Assuming the right move is eliminating the one position in order to provide higher incentives for high producers, now a headcount of one has been eliminated. What is ahead next year when the headcount of one is no longer available and there is no "incentive pot" to pull money from for the high producers?


Lane -

Good point regarding the money being gone the next year. What about using the same example, but instead of spliting all the comp across your highest performers, why not give half this year, and half next year while keeping your merit budget the same? That would still equate into a 10% increase this year, with a similar raise being funded in year two....

Wally - I agree with what I think you overall MO is - manage performance on a daily basis for better results. That being said, the inability of organizations to institutionize pay for performance made me ask this question. Since the inability to confront the poorest performers seems so chronic, I wanted to propose this scenario as a "Plan B"...

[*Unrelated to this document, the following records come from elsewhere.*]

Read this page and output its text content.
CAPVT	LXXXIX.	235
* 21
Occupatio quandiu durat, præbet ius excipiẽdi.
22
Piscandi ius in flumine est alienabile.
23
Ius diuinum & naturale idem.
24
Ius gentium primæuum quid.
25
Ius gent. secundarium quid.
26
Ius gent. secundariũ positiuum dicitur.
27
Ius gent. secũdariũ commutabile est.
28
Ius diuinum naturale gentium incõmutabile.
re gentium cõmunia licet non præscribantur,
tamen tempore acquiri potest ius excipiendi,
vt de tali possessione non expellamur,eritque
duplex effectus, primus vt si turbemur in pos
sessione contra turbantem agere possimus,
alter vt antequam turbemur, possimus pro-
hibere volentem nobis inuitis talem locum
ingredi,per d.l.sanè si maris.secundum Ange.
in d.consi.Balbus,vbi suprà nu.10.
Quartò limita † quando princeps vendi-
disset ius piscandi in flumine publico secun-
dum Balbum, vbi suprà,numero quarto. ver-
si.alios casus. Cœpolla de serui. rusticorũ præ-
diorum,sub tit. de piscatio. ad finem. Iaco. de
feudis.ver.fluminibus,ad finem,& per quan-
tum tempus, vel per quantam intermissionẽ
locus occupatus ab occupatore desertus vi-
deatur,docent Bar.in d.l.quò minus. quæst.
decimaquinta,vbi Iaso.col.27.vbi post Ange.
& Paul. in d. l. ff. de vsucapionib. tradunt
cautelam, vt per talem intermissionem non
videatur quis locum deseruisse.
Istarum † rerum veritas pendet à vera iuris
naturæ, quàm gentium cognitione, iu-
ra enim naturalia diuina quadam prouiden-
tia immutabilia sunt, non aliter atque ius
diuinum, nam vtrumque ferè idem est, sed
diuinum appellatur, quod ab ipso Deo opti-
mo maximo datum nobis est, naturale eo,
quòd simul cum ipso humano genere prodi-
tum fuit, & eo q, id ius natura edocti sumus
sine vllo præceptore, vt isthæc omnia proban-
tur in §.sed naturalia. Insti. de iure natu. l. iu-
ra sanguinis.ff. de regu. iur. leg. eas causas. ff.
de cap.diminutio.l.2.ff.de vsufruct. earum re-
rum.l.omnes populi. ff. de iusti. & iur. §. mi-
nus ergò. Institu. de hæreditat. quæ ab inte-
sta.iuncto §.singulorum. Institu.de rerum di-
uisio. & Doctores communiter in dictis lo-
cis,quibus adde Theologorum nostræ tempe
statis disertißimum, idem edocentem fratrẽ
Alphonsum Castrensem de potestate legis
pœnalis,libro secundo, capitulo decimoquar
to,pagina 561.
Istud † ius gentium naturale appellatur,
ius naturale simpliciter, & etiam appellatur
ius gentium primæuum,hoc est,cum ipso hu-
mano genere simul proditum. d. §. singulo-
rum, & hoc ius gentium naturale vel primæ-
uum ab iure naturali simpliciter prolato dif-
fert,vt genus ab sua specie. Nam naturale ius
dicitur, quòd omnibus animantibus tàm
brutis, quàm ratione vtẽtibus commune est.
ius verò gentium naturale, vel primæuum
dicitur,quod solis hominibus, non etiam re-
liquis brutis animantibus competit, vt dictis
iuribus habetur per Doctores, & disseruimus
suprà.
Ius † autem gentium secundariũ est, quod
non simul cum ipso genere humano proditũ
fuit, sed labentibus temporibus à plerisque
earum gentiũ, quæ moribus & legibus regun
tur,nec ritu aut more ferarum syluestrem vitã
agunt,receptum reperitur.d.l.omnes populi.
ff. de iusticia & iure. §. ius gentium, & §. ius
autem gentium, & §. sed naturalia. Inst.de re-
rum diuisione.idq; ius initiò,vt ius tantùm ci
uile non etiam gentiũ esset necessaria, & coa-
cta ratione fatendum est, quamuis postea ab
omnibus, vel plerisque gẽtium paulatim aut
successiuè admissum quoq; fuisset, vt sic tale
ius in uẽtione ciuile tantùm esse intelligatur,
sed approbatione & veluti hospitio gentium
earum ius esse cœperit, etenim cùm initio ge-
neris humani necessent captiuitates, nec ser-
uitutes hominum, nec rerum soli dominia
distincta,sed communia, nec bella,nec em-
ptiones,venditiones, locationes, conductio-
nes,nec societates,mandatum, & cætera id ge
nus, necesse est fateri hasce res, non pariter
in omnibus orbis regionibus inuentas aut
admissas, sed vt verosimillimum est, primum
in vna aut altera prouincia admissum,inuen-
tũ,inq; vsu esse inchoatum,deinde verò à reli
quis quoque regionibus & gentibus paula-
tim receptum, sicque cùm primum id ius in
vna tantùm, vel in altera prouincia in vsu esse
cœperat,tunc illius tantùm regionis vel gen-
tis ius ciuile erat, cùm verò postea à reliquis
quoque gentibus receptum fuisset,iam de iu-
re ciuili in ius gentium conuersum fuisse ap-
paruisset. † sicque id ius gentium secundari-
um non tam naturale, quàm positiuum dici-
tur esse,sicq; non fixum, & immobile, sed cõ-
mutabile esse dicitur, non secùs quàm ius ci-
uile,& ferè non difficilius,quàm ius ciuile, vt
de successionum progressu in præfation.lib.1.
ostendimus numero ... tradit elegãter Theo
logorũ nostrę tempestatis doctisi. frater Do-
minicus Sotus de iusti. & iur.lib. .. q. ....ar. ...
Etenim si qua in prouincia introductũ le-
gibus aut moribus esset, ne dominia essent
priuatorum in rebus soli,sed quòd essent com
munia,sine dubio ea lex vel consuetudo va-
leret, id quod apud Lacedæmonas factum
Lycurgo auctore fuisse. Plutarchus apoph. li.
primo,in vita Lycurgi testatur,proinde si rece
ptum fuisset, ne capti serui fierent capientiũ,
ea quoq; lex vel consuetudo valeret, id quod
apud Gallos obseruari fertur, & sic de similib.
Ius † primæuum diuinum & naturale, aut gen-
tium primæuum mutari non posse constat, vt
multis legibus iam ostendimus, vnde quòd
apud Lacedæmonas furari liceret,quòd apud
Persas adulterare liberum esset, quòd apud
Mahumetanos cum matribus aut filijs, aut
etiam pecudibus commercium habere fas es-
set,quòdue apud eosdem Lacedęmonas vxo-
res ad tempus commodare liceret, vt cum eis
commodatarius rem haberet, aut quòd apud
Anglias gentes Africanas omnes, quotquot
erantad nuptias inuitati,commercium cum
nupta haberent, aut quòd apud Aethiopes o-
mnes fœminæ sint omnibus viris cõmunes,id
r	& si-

Bruce - I hear you regarding what your company does. I would be a proponent of increase at-risk comp for your revenue driven performers. That way, if they sell more, they get more, but only if they keep selling. For the non-revenue folks, the more you can do to help the company ID who the stars are, the better the case for pay for performance...


Well, the problem for pay for performance - and don't get me started on forced ranking, which has not worked at GE as well as everyone thinks - is that it is impossible to determine performance in many office jobs. Most people are so constrained by the process and are trapped by it that it is difficult to determine who is really weak unless you have some easy indicators - wasting time or attendance issues or just blatently obvious skill deficiencies. But these considerations usually are being taken care of through a performance management process. Just working hard doesn't do it either, because we all know the firefighter costs money just as the laggard does.

I really like variable comp systems built on operation performance - like op income targets - with baseline targets that when exceeded can be doled out a little more generously to the stronger performers. Obviously sales systems are different, although straight revenue generation targets are death to margins, and can cost your business money.